Book Review: The Scribe

Set in 799 Wurzburg, a time when the country was plagued by famine, most people went uneducated and parchment was laboriously made by hand. Her father Gorgias, an educated man and a parchment maker carefully schooled Theresa and her abilities to read, write and make parchment gained her a post with the church. Working for a blighted character of a man while suffering gossip and harassment from other church employees, Theresa managed to hold her own until an accident forced to flee for her life. Living off the land while evading capture, Theresa saves a young soldier as she makes her way to the Monastery in Fulda where she became Alcuin’s scribe. Alcuin of York was both a monk and a practiced herbalist with considerable deductive abilities reminiscent of Brother Cadfael from a television series by the same name.

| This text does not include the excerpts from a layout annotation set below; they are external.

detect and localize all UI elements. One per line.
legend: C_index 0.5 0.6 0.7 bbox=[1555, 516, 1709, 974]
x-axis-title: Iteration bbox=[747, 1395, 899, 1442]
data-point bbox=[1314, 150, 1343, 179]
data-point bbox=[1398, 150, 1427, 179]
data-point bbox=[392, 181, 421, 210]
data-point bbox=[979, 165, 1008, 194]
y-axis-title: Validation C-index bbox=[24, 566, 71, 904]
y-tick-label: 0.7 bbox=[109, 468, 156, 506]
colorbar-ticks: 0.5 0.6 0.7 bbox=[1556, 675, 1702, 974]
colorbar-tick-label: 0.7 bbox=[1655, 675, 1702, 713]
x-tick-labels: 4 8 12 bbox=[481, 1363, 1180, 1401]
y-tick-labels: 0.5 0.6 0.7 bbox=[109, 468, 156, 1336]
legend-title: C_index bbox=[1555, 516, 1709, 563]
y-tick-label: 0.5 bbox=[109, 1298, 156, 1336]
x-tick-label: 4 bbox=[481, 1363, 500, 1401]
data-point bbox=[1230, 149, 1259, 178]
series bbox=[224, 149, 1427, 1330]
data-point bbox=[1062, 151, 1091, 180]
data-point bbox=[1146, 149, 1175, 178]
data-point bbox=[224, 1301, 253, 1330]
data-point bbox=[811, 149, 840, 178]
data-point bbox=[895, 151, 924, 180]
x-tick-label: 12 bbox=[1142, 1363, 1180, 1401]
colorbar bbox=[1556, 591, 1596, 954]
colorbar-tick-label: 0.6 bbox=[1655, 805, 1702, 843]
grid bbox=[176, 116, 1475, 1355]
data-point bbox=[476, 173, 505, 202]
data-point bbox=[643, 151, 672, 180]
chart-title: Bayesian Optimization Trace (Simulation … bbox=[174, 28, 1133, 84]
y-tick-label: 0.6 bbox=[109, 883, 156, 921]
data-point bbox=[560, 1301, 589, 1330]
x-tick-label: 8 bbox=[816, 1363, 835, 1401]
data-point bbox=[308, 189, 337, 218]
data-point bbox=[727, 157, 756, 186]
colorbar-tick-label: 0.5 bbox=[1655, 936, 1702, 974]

Theresa soon discovers a link between a terrible illness and the rampant corruption that is a part of Charlemagne’s rule but such knowledge is extremely dangerous.

While the setting and history have an authentic feel, Theresa’s education and worldview are much more contemporary in nature and seem out of place for the time period when such things as women’s rights were an alien concept. That said, her character is laudable and consistent throughout the book. There are two basic storylines winding through the book and at times, these tend to drag the pace, especially when Garrido goes on at length about historical points. Still, Garrido has clearly done a great deal of research and incorporated a real monk and a mysterious document into this compelling historical fiction.